10e cours : roller coaster

Publié le par vero-vole

Ce matin, 11h, je ne suis pas très emballée, surtout après le cours d’hier dont je ne suis pas très contente.

Et puis, il y a ces gros nuages et ce vent qui change de sens tout le temps. Pour la première fois je traîne les pieds, en me disant que de toutes façons, Pierre va me faire un cours dans la salle de classe. Mais ce n’est pas de l’avis de mon instructeur. A peine de temps d’esquisser une grimace qu’il m’envoie faire la pré-vol, en m’annonçant l’objectif du jour « faire 5 décollages ».

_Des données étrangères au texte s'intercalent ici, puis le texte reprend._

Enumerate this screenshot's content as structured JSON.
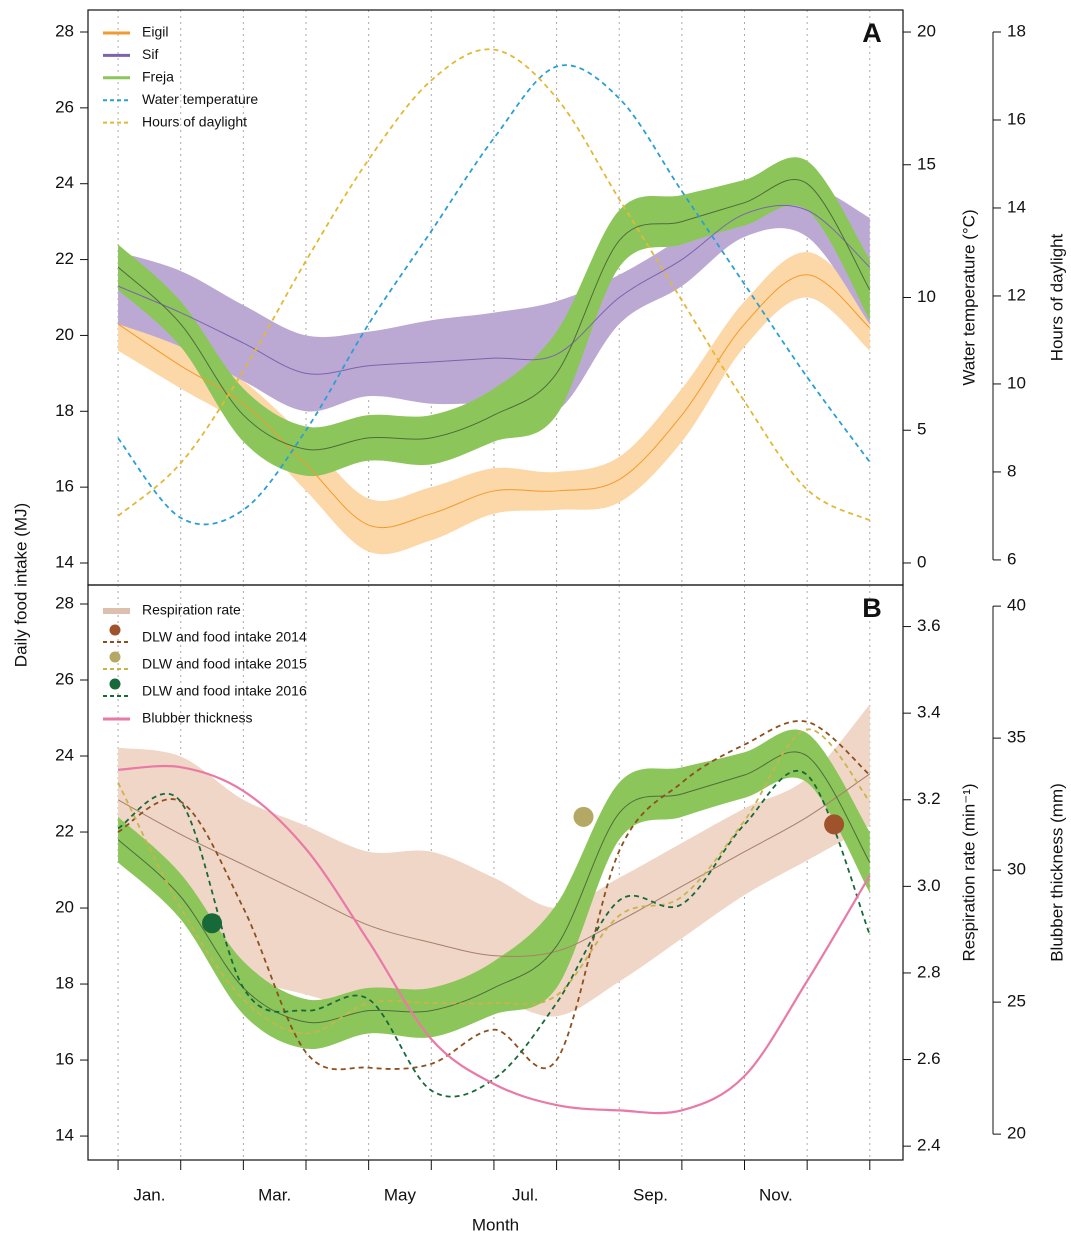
{
  "chart_data": [
    {
      "type": "line",
      "title": "A",
      "ylabel": "Daily food intake (MJ)",
      "y2label": "Water temperature (°C)",
      "y3label": "Hours of daylight",
      "x": [
        0,
        1,
        2,
        3,
        4,
        5,
        6,
        7,
        8,
        9,
        10,
        11,
        12
      ],
      "xlim": [
        -0.48,
        12.53
      ],
      "xticks": [
        0,
        1,
        2,
        3,
        4,
        5,
        6,
        7,
        8,
        9,
        10,
        11,
        12
      ],
      "grid": true,
      "ylim": [
        13.42,
        28.58
      ],
      "yticks": [
        14,
        16,
        18,
        20,
        22,
        24,
        26,
        28
      ],
      "y2lim": [
        -0.83,
        20.83
      ],
      "y2ticks": [
        0,
        5,
        10,
        15,
        20
      ],
      "y3lim": [
        5.43,
        18.5
      ],
      "y3ticks": [
        6,
        8,
        10,
        12,
        14,
        16,
        18
      ],
      "legend": "upper left",
      "series": [
        {
          "name": "Eigil",
          "color": "#f39a2e",
          "band_color": "#fcd8a8",
          "line_color": "#f39a2e",
          "axis": "y",
          "values": [
            20.3,
            19.2,
            18.2,
            16.6,
            15.0,
            15.3,
            15.9,
            15.9,
            16.2,
            17.9,
            20.3,
            21.6,
            20.2
          ],
          "lower": [
            19.6,
            18.6,
            17.6,
            15.9,
            14.3,
            14.6,
            15.3,
            15.4,
            15.6,
            17.2,
            19.7,
            21.0,
            19.6
          ],
          "upper": [
            20.9,
            19.8,
            18.8,
            17.3,
            15.7,
            16.0,
            16.5,
            16.4,
            16.8,
            18.6,
            20.9,
            22.2,
            20.8
          ]
        },
        {
          "name": "Sif",
          "color": "#7b63ad",
          "band_color": "#bba9d4",
          "line_color": "#7b63ad",
          "axis": "y",
          "values": [
            21.3,
            20.6,
            19.8,
            19.0,
            19.2,
            19.3,
            19.4,
            19.5,
            21.0,
            22.0,
            23.2,
            23.3,
            21.8
          ],
          "lower": [
            20.3,
            19.7,
            18.8,
            18.0,
            18.4,
            18.2,
            18.2,
            18.0,
            20.3,
            21.3,
            22.6,
            22.6,
            20.3
          ],
          "upper": [
            22.2,
            21.7,
            20.8,
            20.0,
            20.1,
            20.4,
            20.6,
            20.9,
            21.6,
            22.6,
            23.9,
            24.0,
            23.1
          ]
        },
        {
          "name": "Freja",
          "color": "#8cc65a",
          "band_color": "#8cc65a",
          "line_color": "#4f6b3c",
          "axis": "y",
          "values": [
            21.8,
            20.3,
            17.9,
            17.0,
            17.3,
            17.3,
            17.9,
            19.0,
            22.5,
            23.0,
            23.5,
            24.0,
            21.2
          ],
          "lower": [
            21.2,
            19.7,
            17.2,
            16.3,
            16.7,
            16.6,
            17.2,
            17.9,
            21.8,
            22.4,
            22.9,
            23.3,
            20.4
          ],
          "upper": [
            22.4,
            20.9,
            18.6,
            17.6,
            17.9,
            17.9,
            18.6,
            20.1,
            23.3,
            23.7,
            24.1,
            24.6,
            22.0
          ]
        },
        {
          "name": "Water temperature",
          "color": "#2b9fd4",
          "dashed": true,
          "axis": "y2",
          "values": [
            4.7,
            1.7,
            2.0,
            5.0,
            9.0,
            12.5,
            16.0,
            18.7,
            17.5,
            14.0,
            10.5,
            7.0,
            3.8
          ]
        },
        {
          "name": "Hours of daylight",
          "color": "#e2b935",
          "dashed": true,
          "axis": "y3",
          "values": [
            7.0,
            8.2,
            10.3,
            12.8,
            15.1,
            16.9,
            17.6,
            16.5,
            14.2,
            11.9,
            9.6,
            7.6,
            6.9
          ]
        }
      ]
    },
    {
      "type": "line",
      "title": "B",
      "xlabel": "Month",
      "y2label": "Respiration rate (min⁻¹)",
      "y3label": "Blubber thickness (mm)",
      "x": [
        0,
        1,
        2,
        3,
        4,
        5,
        6,
        7,
        8,
        9,
        10,
        11,
        12
      ],
      "xlim": [
        -0.48,
        12.53
      ],
      "xticks": [
        0,
        1,
        2,
        3,
        4,
        5,
        6,
        7,
        8,
        9,
        10,
        11,
        12
      ],
      "grid": true,
      "xtick_labels": [
        {
          "value": 0.5,
          "label": "Jan."
        },
        {
          "value": 2.5,
          "label": "Mar."
        },
        {
          "value": 4.5,
          "label": "May"
        },
        {
          "value": 6.5,
          "label": "Jul."
        },
        {
          "value": 8.5,
          "label": "Sep."
        },
        {
          "value": 10.5,
          "label": "Nov."
        }
      ],
      "ylim": [
        13.37,
        28.5
      ],
      "yticks": [
        14,
        16,
        18,
        20,
        22,
        24,
        26,
        28
      ],
      "y2lim": [
        2.368,
        3.696
      ],
      "y2ticks": [
        2.4,
        2.6,
        2.8,
        {
          "value": 3,
          "label": "3.0"
        },
        3.2,
        3.4,
        3.6
      ],
      "y3lim": [
        19.02,
        40.8
      ],
      "y3ticks": [
        20,
        25,
        30,
        35,
        40
      ],
      "legend": "upper left",
      "series": [
        {
          "name": "Respiration rate",
          "color": "#dcc0ad",
          "band_color": "#f0d6c6",
          "line_color": "#a5806c",
          "axis": "y2",
          "values": [
            3.2,
            3.12,
            3.05,
            2.98,
            2.91,
            2.87,
            2.84,
            2.85,
            2.92,
            3.0,
            3.08,
            3.16,
            3.26
          ],
          "lower": [
            3.06,
            2.95,
            2.8,
            2.75,
            2.72,
            2.74,
            2.74,
            2.7,
            2.78,
            2.88,
            2.98,
            3.06,
            3.14
          ],
          "upper": [
            3.32,
            3.3,
            3.2,
            3.14,
            3.08,
            3.08,
            3.02,
            2.95,
            3.02,
            3.1,
            3.18,
            3.25,
            3.42
          ]
        },
        {
          "name": "Freja",
          "color": "#8cc65a",
          "band_color": "#8cc65a",
          "line_color": "#4f6b3c",
          "axis": "y",
          "legend": false,
          "values": [
            21.8,
            20.3,
            17.9,
            17.0,
            17.3,
            17.3,
            17.9,
            19.0,
            22.5,
            23.0,
            23.5,
            24.0,
            21.2
          ],
          "lower": [
            21.2,
            19.7,
            17.2,
            16.3,
            16.7,
            16.6,
            17.2,
            17.9,
            21.8,
            22.4,
            22.9,
            23.3,
            20.4
          ],
          "upper": [
            22.4,
            20.9,
            18.6,
            17.6,
            17.9,
            17.9,
            18.6,
            20.1,
            23.3,
            23.7,
            24.1,
            24.6,
            22.0
          ]
        },
        {
          "name": "DLW and food intake 2014",
          "color": "#8e4f1e",
          "point_color": "#a0522d",
          "dashed": true,
          "axis": "y",
          "values": [
            22.0,
            22.8,
            20.0,
            16.2,
            15.8,
            15.9,
            16.8,
            16.0,
            21.5,
            23.3,
            24.3,
            24.9,
            23.5
          ],
          "point_x": 11.43,
          "point_y": 22.2
        },
        {
          "name": "DLW and food intake 2015",
          "color": "#c9b44a",
          "point_color": "#b5a865",
          "dashed": true,
          "axis": "y",
          "values": [
            23.3,
            20.0,
            17.6,
            16.7,
            17.5,
            17.5,
            17.5,
            17.7,
            19.8,
            20.3,
            22.3,
            24.7,
            22.8
          ],
          "point_x": 7.43,
          "point_y": 22.4
        },
        {
          "name": "DLW and food intake 2016",
          "color": "#17693a",
          "point_color": "#17693a",
          "dashed": true,
          "axis": "y",
          "values": [
            22.1,
            22.8,
            17.9,
            17.3,
            17.6,
            15.2,
            15.5,
            17.5,
            20.2,
            20.1,
            22.2,
            23.5,
            19.3
          ],
          "point_x": 1.5,
          "point_y": 19.6
        },
        {
          "name": "Blubber thickness",
          "color": "#e97aa6",
          "line_color": "#e97aa6",
          "axis": "y3",
          "values": [
            33.8,
            33.9,
            33.0,
            30.8,
            27.3,
            23.6,
            21.9,
            21.1,
            20.9,
            20.9,
            22.2,
            25.8,
            29.8
          ]
        }
      ]
    }
  ]
}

Pfiou, avec ce vent, çà va être du coton encore une fois. Mais surtout, faire 5 décollages veut dire faire 5 atterrissages en unroller-coaster.JPG laps de temps très court. Donc pas le temps de faire un tour de piste en bonne et due forme, on le fait court, très court.

A la première descente, je tique un peu: entre le vent et la vitesse j’ai l’impression de me trouver sur la pente d’une montagne russe, moi qui n’y vais jamais (vertige oblige). Mais Pierre quant à lui a l’air de bien s’éclater. Alors peut-être que je peux moi aussi trouver çà éclatant, surtout que je ne risque rien, j’ai vraiment confiance. Il n’empêche que je ne suis pas sûre que je ferai roller coaster quand je serai seule aux commandes, surtout avec autant de vent.

Les 5 décollages, je les fais malgré mon appréhension, et le vent, dont a m’a encore changé le sens (il vient de l’Est, on doit prendre la piste 9, une découverte pour moi, je ne sais même pas pour où y aller). Pour le premier décollage, j’ai de nouveau l’autorisation de ne pas bouger la barre de contrôle et de la laisser poussée dès le début. Ca décolle sans problème, mais çà bouge beaucoup en haut. Puis petite descente vertigineuse.

Le 2e, Pierre m’annonce « je te laisse tout faire, je ne te dis rien ». En fait si, il a dit quelque chose, mais trop tard. On avait déjà frôlé un plot limitant le côté gauche de la piste, et on était déjà en l’air. Moi, j’attendais qu’il me dise « Arrête » pour arrêter, normal …

Petit coup de roller coaster et il m’explique que j’ai regardé là où il ne fallait pas, c'est-à-dire la barre alors que j’aurai dû regarder au loin , devant moi « comme en voiture ». D’accord, je bloque mon cerveau sur cette information, surtout ne pas se laisser déconcentrer, je sais le faire au boulot, je peux le faire là. Et puis, je veux y arriver.

Et c’est au 3e décollage que j’entends mon instructeur me dire « Mais c’est très bien çà ! ». Mon Dieu, il vient de me féliciter là ! Pas qu’il ne le fasse jamais, mais là, çà a l’air si spontané, que j’en soupire d’aise. Bon, je dérive un peu vers les hangars, mais je me sors surtout de ces fichues rafales. Ca va, c’est bien, je suis contente, je suis bien.

Au 4e, je ne regarde même plus les hangars, et le 5e se fait sur la piste avion, beaucoup plus large avec un marquage au sol beaucoup moins visible que les plots de la piste ULM. C’est bon, je sais décoller, j’ai compris le principe, je ne pense pas l’oublier.

Mais quand on est en l’air, il faut à un moment donné redescendre. Il va donc falloir qu’un jour, on passe à l’atterrissage. Je pense que ce sera aussi un grand moment !

Cela fait 2 mois pile poil que j’ai commencé mon apprentissage, j’ai dépassé les 5h de vol (des clopinettes, je sais mais quand même) et eu 10 cours ; je sais rouler, décoller, virer. Ce n’est pas trop mal …la suite peut-être lundi, sauf si Mistral.